I seem to be on the opposite side of many MNers here and I think people have been unnecessarily rude about OP. Fair enough to say YABU but not that she's clueless, crass, CF, lacking class etc
As for people saying it's ok to charge people £30 for an Abba tribute night but not if it's in a cottage.... Or purple who were able to spend £1000 on a night but not charge guests, what's that got to do with anything? Not everyone can. Fair enough you can choose to do something cheaper but sometimes it's nice to do something different as well. No one has to go if they don't want to. Arrange something else with them
In my social circle (appreciate everyone is different!)

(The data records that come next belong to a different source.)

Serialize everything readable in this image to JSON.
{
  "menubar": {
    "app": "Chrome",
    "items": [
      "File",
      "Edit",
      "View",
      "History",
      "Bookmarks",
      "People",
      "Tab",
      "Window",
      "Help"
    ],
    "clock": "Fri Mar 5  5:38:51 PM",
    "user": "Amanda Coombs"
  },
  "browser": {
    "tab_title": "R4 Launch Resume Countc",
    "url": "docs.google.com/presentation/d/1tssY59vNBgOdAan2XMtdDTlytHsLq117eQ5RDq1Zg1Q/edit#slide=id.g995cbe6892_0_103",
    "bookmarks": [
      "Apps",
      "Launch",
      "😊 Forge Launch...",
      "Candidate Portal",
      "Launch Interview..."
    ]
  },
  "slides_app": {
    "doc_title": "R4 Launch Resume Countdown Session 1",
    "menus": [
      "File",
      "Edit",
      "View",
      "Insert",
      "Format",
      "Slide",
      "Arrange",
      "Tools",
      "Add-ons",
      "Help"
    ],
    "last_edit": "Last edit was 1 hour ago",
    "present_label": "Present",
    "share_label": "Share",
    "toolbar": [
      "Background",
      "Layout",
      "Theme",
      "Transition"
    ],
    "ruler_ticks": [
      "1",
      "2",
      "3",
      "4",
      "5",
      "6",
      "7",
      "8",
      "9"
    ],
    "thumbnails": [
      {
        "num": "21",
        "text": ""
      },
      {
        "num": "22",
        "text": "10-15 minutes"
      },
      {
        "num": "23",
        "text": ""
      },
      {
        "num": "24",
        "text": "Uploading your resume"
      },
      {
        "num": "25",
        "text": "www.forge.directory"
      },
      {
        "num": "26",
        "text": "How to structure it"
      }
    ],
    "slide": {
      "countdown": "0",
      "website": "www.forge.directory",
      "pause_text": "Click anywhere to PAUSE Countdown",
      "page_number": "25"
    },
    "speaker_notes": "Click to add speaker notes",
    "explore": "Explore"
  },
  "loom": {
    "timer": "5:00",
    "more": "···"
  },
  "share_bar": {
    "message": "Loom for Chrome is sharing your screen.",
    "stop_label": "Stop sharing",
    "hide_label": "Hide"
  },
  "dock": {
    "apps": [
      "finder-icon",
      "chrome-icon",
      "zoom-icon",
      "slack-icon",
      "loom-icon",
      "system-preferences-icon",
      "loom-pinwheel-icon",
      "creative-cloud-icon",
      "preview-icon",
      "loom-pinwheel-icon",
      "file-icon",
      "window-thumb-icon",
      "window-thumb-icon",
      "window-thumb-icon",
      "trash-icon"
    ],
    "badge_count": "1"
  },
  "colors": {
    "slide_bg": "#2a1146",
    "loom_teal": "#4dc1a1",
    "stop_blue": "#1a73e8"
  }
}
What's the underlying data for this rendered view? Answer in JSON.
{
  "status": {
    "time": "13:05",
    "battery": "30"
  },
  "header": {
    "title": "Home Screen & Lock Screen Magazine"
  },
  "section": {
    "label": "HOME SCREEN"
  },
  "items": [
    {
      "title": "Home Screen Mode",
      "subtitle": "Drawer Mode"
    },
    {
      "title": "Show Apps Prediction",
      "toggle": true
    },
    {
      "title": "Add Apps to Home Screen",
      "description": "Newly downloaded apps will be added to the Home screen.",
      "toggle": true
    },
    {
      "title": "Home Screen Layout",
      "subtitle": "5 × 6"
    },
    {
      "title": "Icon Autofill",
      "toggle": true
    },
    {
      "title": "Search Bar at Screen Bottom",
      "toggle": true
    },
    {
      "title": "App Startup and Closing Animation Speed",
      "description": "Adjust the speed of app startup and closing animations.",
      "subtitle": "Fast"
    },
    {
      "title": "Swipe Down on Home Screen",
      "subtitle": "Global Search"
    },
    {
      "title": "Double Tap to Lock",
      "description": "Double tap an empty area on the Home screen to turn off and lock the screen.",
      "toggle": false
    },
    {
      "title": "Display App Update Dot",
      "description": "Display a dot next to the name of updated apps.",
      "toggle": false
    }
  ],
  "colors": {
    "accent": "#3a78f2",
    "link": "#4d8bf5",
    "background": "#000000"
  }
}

Normal to pay for your own food in a restaurant
Normal to pay for a take away at someone else's house
Normal to put money in a kitty for a holiday cottage or similar
Normal to chuck in some money towards a BBQ or 'naice' meal eg at Christmas as an alternative to going out when people found that hard with baby sitting.
If you invite people to dinner, explain that it's catered and are they happy to split the cost then they can say yes or no. As MN always says, it's an invitation, not a summons.
Personally I would be happy to. Ok I appreciate some people wouldn't but I find the level of shock and vitriol and complaints that OP is demanding people do things her way odd.
I really don't see the difference between any other event a friend might invite me to for a birthday that I'd expect to pay for e.g. theatre (if it's a show I don't want to see, I won't go...) Restaurant (if it's food I don't like, I won't go) 'activity' e.g. one of my friends wanted to go horse riding in beautiful countryside. Some of us went and enjoyed it, others didn't fancy it so didn't. No problem.
Same for this, if it was £25 for food I hate then obviously I'd decline, ditto if it was a long way to travel and I didn't want to but I wouldn't have a problem with being asked. Presumably these are close friends OP knows well so she has a reasonable idea of what they would like.